My background is in image processing and I can see quite clearly that the high frequency noise happens when you subtract two images, one of which is shifted by half-pixel for instance. What you are left with is the edges (high frequency) of the image. The same applies to 1D in my opinion. For this reason I am not convinced (1) is actually true. The argument about lack of low frequency is interesting, who knows what is happening there indeed.
Images processing and traditional 1D signal processing are not directly comparable, especially when dealing with analogue signals. You can’t have a true “hard edge” in an analogue 1D signal, because it not physically possible to record or reproduce, so you’re always dealing with sinusoids.
If you take a sinusoids, invert it, slightly offset it, and combine them. You get a smaller signal always, unless you’re delay is larger then 90°.
I would recommend playing with some audio signals in an online simulator and see what you get, you realise that your 2D intuition does not apply well to analogue 1D signals. The strict digital nature of image processing done on a computer creates the possibility of results not easily possible when working on analogue signal. After all you can one pixel on a screen at max brightness, and it’s neighbour completely of, but it’s impossible to recreate a similar hard edge with an audio signal because it would require the speaker to be capable of infinite speed and acceleration.
You're simply wrong, here. Take a single sinusoid and do that, sure. Take a large number of sinusoids of different frequencies, as all music and public noise is, and invert/offset, and you get everything from double amplitude to zero amplitude. None of these simplistic mental models of noise cancellation will help.
Sure, but show me how you get significant frequency shifting, or injection of frequency components greater than found in the two source signals. That’s the topic of discussion, not amplitude changes.

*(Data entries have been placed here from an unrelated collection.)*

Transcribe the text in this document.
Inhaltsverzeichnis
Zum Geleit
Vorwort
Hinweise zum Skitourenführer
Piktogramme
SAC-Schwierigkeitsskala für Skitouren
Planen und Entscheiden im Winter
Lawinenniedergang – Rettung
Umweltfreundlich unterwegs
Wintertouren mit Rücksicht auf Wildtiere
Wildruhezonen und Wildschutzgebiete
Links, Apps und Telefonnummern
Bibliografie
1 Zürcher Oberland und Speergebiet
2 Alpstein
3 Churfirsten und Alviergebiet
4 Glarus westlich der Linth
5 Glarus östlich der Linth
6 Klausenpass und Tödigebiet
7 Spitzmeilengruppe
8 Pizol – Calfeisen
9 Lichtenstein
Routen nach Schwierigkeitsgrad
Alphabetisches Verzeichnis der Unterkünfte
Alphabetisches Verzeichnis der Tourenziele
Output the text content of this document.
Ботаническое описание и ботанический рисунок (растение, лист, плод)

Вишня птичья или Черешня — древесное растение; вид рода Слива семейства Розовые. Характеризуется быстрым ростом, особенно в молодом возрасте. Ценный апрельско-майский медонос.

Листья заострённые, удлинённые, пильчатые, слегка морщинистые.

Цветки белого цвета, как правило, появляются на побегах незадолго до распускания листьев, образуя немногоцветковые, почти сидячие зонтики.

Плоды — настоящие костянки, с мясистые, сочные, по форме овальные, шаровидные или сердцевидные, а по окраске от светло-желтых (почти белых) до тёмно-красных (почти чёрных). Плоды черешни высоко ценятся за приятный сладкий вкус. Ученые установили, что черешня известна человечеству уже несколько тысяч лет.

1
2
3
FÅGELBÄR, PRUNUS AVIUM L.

There's no mention of frequency shifting or anything like it in the parent post. For amplification of certain frequencies in a signal via simplistic noise cancellation, just take a combination of a sine wave at 10kHz and a sine wave at 1kHz, offset it by 0.00005s (call it signal processing delay) and subtract it from the original. The 1kHz signal is basically (noise-)cancelled and the 10kHz signal is doubled in strength.
Not that any of this is relevant to the original problem.
> the cancellation is not perfect and what I am actually getting into the ear is the residual high frequency noise, which may in fact be quite dangerous.
From GP:
> I can see quite clearly that the high frequency noise happens when you subtract two images, one of which is shifted by half-pixel for instance. What you are left with is the edges (high frequency) of the image.
Show me the part where the word “amplitude” appears in any parent post.
Additionally as mentioned in parent posts, noise cancelling headphone run a low pass filter over the input to the ANC system, specifically because achieving good alignment between your ANC signal and original signal is basically impossible at wave lengths shorter as you can’t know the exactly which direction the original signal came from (direct perpendicular to the head, or at a close tangential angle), and thus can’t compensate for the offset needed to ensure the two signals arrive at eardrum at the right time.
Ah, you're assuming that everyone agrees that ANC always uses an early low-pass filter, and hence there'd be no high frequencies in the noise-cancellation signal. Makes sense.
However, I don't agree that ANC always uses a low-pass filter, and it seems from kalal's followup that they are also talking about the using the full original signal. So the two of us were not talking about introducing high frequencies but about somehow enhancing the high frequencies already present, and that's what the figures I gave above are for. So we've been talking across each other. I apologise for my part in that.
("Amplitude" was a simple technical term to replace woolly terms that were being used, just as you are the first in the parent-chain to say "low pass filter".)
> high frequency noise happens when you subtract two images, one of which is shifted by half-pixel
> What you are left with is the edges (high frequency)
So you subtract a slightly phase shifted high frequency signal, you're left with a high frequency signal that may be amplified at the edges depending on your phase shift. Nothing surprising here?
The question is can you create a high frequency residual by subtracting a lowpass filtered (gaussian blur?) image? I don't think so. You're just left with whatever high frequencies you had but you aren't creating any new ones.
Yes, that would be correct, under the assumption of a lowpass filter. As I've just mentioned elsewhere in the thread, though, I don't think kalal accepted that there was a lowpass filter involved, and even stated such, indirectly, and without that it's easy to have a delayed subtraction that amplifies higher frequencies, as in the image example kalal gave.